1. Importance of Endpoint Protection

Most IT professionals believe that endpoint protection is unnecessary for regular day-to-day business. However, any time new malicious software or device enters the organization, it can severely damage the productivity and reputation of the organization. Many organizations see more and more threats related to phishing and other attacks linked to websites and email than ever before. While some technologies can block malware at the network level, others require that each device be scanned before allowing a user to access corporate data.
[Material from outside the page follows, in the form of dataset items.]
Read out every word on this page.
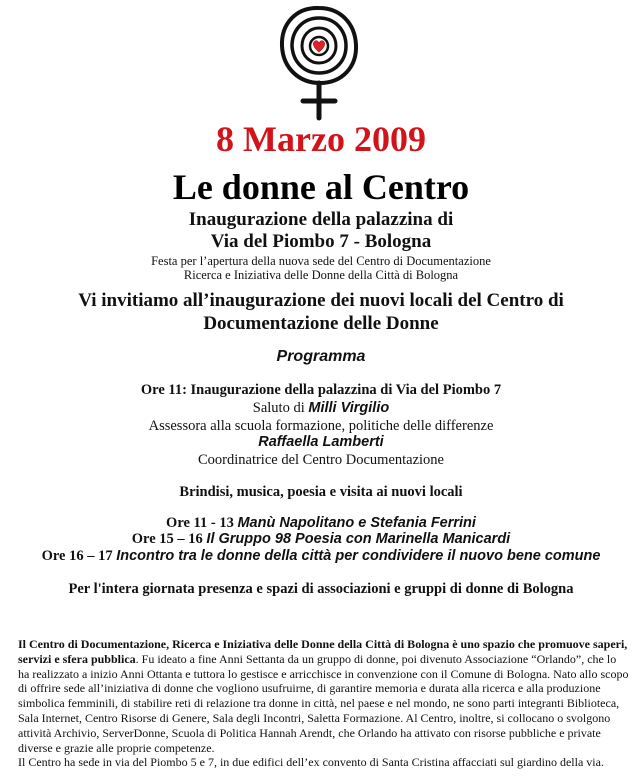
8 Marzo 2009
Le donne al Centro
Inaugurazione della palazzina di
Via del Piombo 7 - Bologna
Festa per l’apertura della nuova sede del Centro di Documentazione
Ricerca e Iniziativa delle Donne della Città di Bologna
Vi invitiamo all’inaugurazione dei nuovi locali del Centro di
Documentazione delle Donne
Programma
Ore 11: Inaugurazione della palazzina di Via del Piombo 7
Saluto di Milli Virgilio
Assessora alla scuola formazione, politiche delle differenze
Raffaella Lamberti
Coordinatrice del Centro Documentazione
Brindisi, musica, poesia e visita ai nuovi locali
Ore 11 - 13 Manù Napolitano e Stefania Ferrini
Ore 15 – 16 Il Gruppo 98 Poesia con Marinella Manicardi
Ore 16 – 17 Incontro tra le donne della città per condividere il nuovo bene comune
Per l'intera giornata presenza e spazi di associazioni e gruppi di donne di Bologna

Il Centro di Documentazione, Ricerca e Iniziativa delle Donne della Città di Bologna è uno spazio che promuove saperi, servizi e sfera pubblica. Fu ideato a fine Anni Settanta da un gruppo di donne, poi divenuto Associazione “Orlando”, che lo ha realizzato a inizio Anni Ottanta e tuttora lo gestisce e arricchisce in convenzione con il Comune di Bologna. Nato allo scopo di offrire sede all’iniziativa di donne che vogliono usufruirne, di garantire memoria e durata alla ricerca e alla produzione simbolica femminili, di stabilire reti di relazione tra donne in città, nel paese e nel mondo, ne sono parti integranti Biblioteca, Sala Internet, Centro Risorse di Genere, Sala degli Incontri, Saletta Formazione. Al Centro, inoltre, si collocano o svolgono attività Archivio, ServerDonne, Scuola di Politica Hannah Arendt, che Orlando ha attivato con risorse pubbliche e private diverse e grazie alle proprie competenze.

Il Centro ha sede in via del Piombo 5 e 7, in due edifici dell’ex convento di Santa Cristina affacciati sul giardino della via.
2. Types of Endpoint Protection

There is no perfect endpoint protection suite, and users must choose the best solution that meets their current needs. One company may use multiple products to protect against the right threats properly. There are generally three types of Endpoint Protection. These include:

Antivirus Protection

Network-based antivirus software can block common types of malicious software, but it does not guarantee that every device is protected. This can leave a device open to attack. Additionally, network-based virus protection may not recognize some viruses or malware since they are disguised to avoid detection. For devices to be completely protected, they must have local protection, known as an antivirus solution. The downside to having local protection is the number of resources it consumes and the potential of slowing down a device and interfering with normal operations.

Anti-malware Protection

There are two main types of Anti-malware Protection. The first type is known as host-level protection. This type of protection includes a wide variety of software designed to run separately on each device within an organization. However, many companies use the second form, known as network-based. This type of protection works by comparing a given device against known viruses or malware. If the new intrusive software is deemed to be a threat, the device will be quarantined and not allowed to access corporate data. However, this type of protection does not guarantee that all devices are protected, as it requires companies to have local protections.

Patch Management

Although not technically an endpoint protection solution, patch management can significantly benefit those organizations that decide to utilize it. Patch management works by providing the necessary updates to the software or devices so that they can receive the latest security patches and virus definitions. However, while this solution benefits most organizations, it also requires time and resources that many argue are unnecessary for normal day-to-day operations. Additionally, many new malicious threats can bypass these methods of protection as well.

3. The Current State of Endpoint Protection

Endpoint protection is an essential part of the cyber defense process. However, companies must regularly test their devices and applications for vulnerabilities to maintain adequate protection. Additionally, organizations should ensure that their policies and regulations are followed, including rules for what employees can and cannot access daily. If the organization fails to adhere to these rules, it could cause severe damage to the reputation of the company.

It is predicted that there will be an increased focus on endpoint protection and security in the next few years. This is due to the increase in new and unknown threats that are being created by cybercriminals each year. To maintain this level of protection, software vendors have been working to develop more advanced solutions that do not take up as many resources on a device and provide added protection against new threats.